Germs – Vincenzo Ravina

It happened that Mallory MacLeod’s hands burst into flames. She was eager to avoid a virus going around her high school and had disinfected her hands “like five times” with alcohol-based Purell hand sanitizer before going to a chemistry class. It was her turn to light the Bunsen burner for the group. PHOOM.

“It just burned away the hand sanitizer and stopped, but my teacher was very concerned.”

MacLeod is now in her first year at Carleton University in Ottawa, studying Public Affairs and Policy Management. She has about five containers of Purell, one of which she carries in her bag wherever she goes. In her dorm, she disinfects her doorknobs with Lysol, “and I’ll go around disinfecting the doorknobs of anyone’s room I hang out in.”

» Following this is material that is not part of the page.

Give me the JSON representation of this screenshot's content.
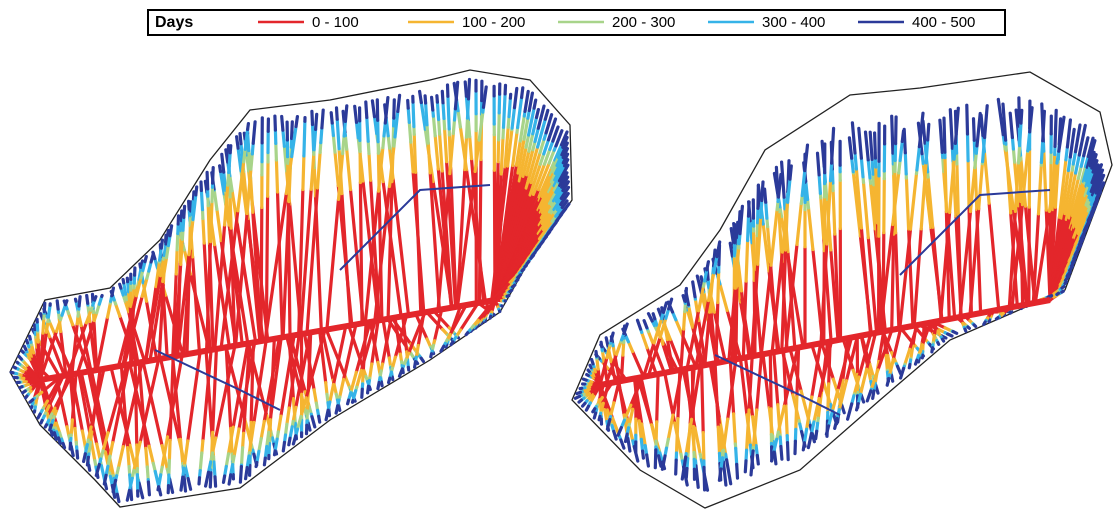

MacLeod, and many others like her, do their level best to keep the germs away. There are Purell dispensers at the mall, disposable toilet seat covers in public washrooms and disinfecting wipes for your cart at Sobeys. Antibacterial soaps are as ubiquitous as the germs they kill. But is cleaner really better?

Let’s ask a science guy.

David Evans is a virologist in the Medical Microbiology & Immunology Department at the University of Alberta and he’s a really nice science guy. He was the only person in his field who deigned to respond to an interview request and he didn’t even get angry at me when I screwed up my time zone math and called him at 5 AM.

He says, “There’s this impression being created that somehow we have to sterilize the environment around us because that’s good for us.”

It isn’t, necessarily.

It seems that 99.99% of bacteria on every surface you touch is totally harmless – and some of it is actually good for you.

“Fecal material, contaminated poultry, someone going around sneezing… Those are all things that yes, you should be concerned about.” But you might not need that antibacterial stuff. “The major thing that you need to prevent transmission of a lot of these different things is to wash your hands and to clean down counters with regular hot and soapy water… [Antibacterial products have] no real advantages over just regular hygiene.”

Evans says all these cleaning products are “breeding paranoia amongst the general public and [getting] profits for the companies, quite frankly.”

MacLeod says, “Every time I touch something that’s not mine, every time I touch a door handle, I have to wash my hands or sanitize them.”

But, MacLeod insists she’s not a germaphobe, “I just like to keep everything clean.”

Paul Freeman is a professor of psychology at Saint Mary’s University. “Mysophobia” is the actual word for what everyone means when they say “germaphobia.” It is the fear of contamination or illness or germs. But in order for something to be considered a phobia, it has to be actively detrimental and affect your ability to function.

“The person who’s got the bottle of Purell in their purse and they’re washing their hands fourteen times a day with it, it’s probably no big deal for them to do that… they just feel that they’re being cautious. They’re able to function perfectly normally, but they may be more preoccupied than their neighbour.”

However, Freeman, like Evans, has concerns about the ever-spreading germ paranoia. Freeman says companies like Purell, in order to create and maintain a market for their products, create fear, which has resulted in a very germ paranoid culture.

“All of those messages get out there in more subtle ways. It’s not just fear mongering in advertising, but it’s the more subtle: ‘We’re telling you, here’s the paper towel dispenser with the motion sensor, here’s the sink that you don’t have to touch. There’s something to be afraid of here.’”

Not to mention that making the world so clean might be making us all soft like eggs.

“Why is there so much peanut allergy amongst children now?” asks Evans. “It didn’t exist when I was a child… You will never see Crohn’s disease or asthma or peanut allergies in central Africa… What we have done in the Western world is we have created an environment that is so clean that our immune system is twiddling its thumbs, saying ‘What in the world can I do?’”

Evans stresses that the “hygiene hypothesis” is unproven, but it sounds logical to him. The idea is, without exposure to a fun battery of bacteria, our immune systems are overreacting. We may be over-cleaning and it may be doing us harm.

“Some germs are not bad for you,” says Evans, “and a little exposure, in the long run, might actually be good for your immune system.”

It’s working out for Mallory MacLeod, however. She’s only been sick once this year. It was when she forgot her disinfecting wipes upon going home to Cape Breton for Christmas and she says she wasn’t able to sanitize everything.

She says her habits are becoming more common. “A lot of people ask me for hand sanitizer and not a lot of people seem to find it as weird [anymore], if I’m disinfecting their doorknobs.”

2 Responses to Germs – Vincenzo Ravina

  1. PAUL FREEMAN WOOOOO.

  2. Did you get this published at The Coast? I like this one a lot more than the bed bugs one… but maybe that is because bed bugs freak me out more. Also, I totally agree with the science guy, and that isn’t because he seems knowledgeable but because it agrees with what my mom has been engraining into me for years. Even so, working at the clinic has made me feel like I’m going to catch a cold or pink eye from every person in the world.